Neither are you, in English, software and programs are exactly the same.
From WordNet (r) 2.0 (August 2003) [wn]:
software n : (computer science) written programs or procedures or rules and associated documentation pertaining to the operation of a computer system and that are stored in read/write memory; "the market for software is expected to expand" [syn: {software system}, {software package}, {package}] [ant: {hardware}]
Jeroen Dekkers
On Wed, 2005-08-24 at 19:47 +0200, Jeroen Dekkers wrote:
Neither are you, in English, software and programs are exactly the same.
From WordNet (r) 2.0 (August 2003) [wn]:
I'm not sure people are going to get anywhere arguing over terms :o)
There are people who use the word "software" to describe computer programs (as the counterpart to the computer electronics, the "hardware"), and there are others who use the word "software" to describe (digital?) data.
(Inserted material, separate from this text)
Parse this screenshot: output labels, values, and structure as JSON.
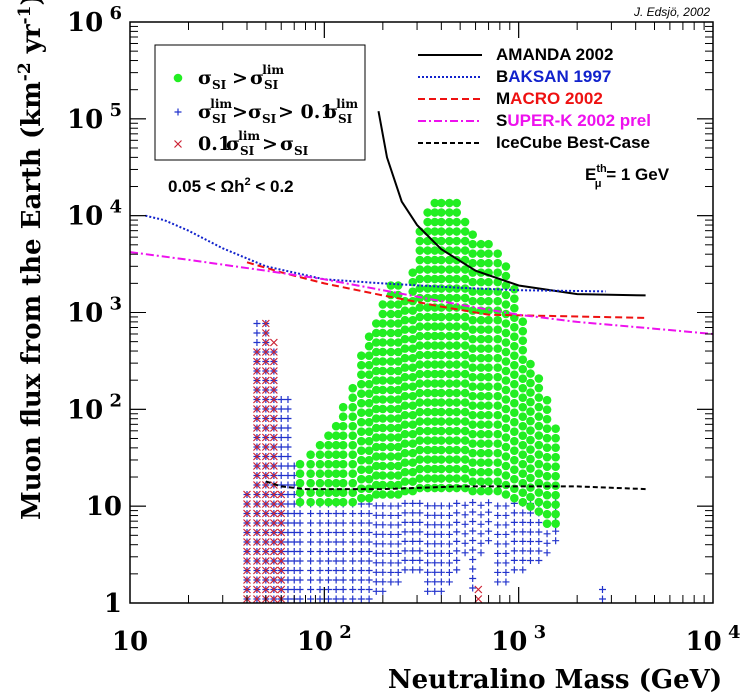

Some people may like the latter because it allows software + hardware to be a complete set, whereas the former is not.
(I would argue both senses of the word are useless as taxonomy since neither definition offers a mutually exclusive meaning, but still people ought to recognise that both definitions are in use and neither is more 'correct').
If I can draw an analogy with the GFDL debate, I would say that people on either side of the divide are both arguing for a greater understanding of freedom of data/information. People oppose the GFDL because a computer is unlikely to care much for the difference between different bitstreams (e.g., "text document" versus "Perl script"). Others like the GFDL because it doesn't care much for the difference between different representations of the same work (e.g., "text document" versus "hardback book"). Again, it's not an either-or situation: you can quite sensibly argue from both points of view, and neither is "right".
Cheers,
Alex.
Hi Roland,
On Sun, Aug 14, 2005 at 08:03:58AM +0200, Roland Häder wrote:
What abount a license which gurantees that also the music made for a software project - GNU GPL'ed or compatible, of course -is *free*?
for practical purposes I would put sound effects and musical scores under GNU GPL if they are closely tight to a software under GNU GPL.
I mean, we already a license for software (GNU GPL) and also for documentation (FDL) but no license for music (FML = Free Music License?). But you cannot compare music with software nor documentation. Music is different to them.
There have been a few initiatives.
E.g. the CD done by Linuxtag e.V. in 2001: http://openmusic.linuxtag.org/modules/freecontent/content/openmusic/ it uses Green and Yellow OpenMusic Licenses. I do not remember all the details.
There are more, it would be interesting to first make a survey about the licenses already used. Then we would need to find answer to the question: What freedom does music need and why?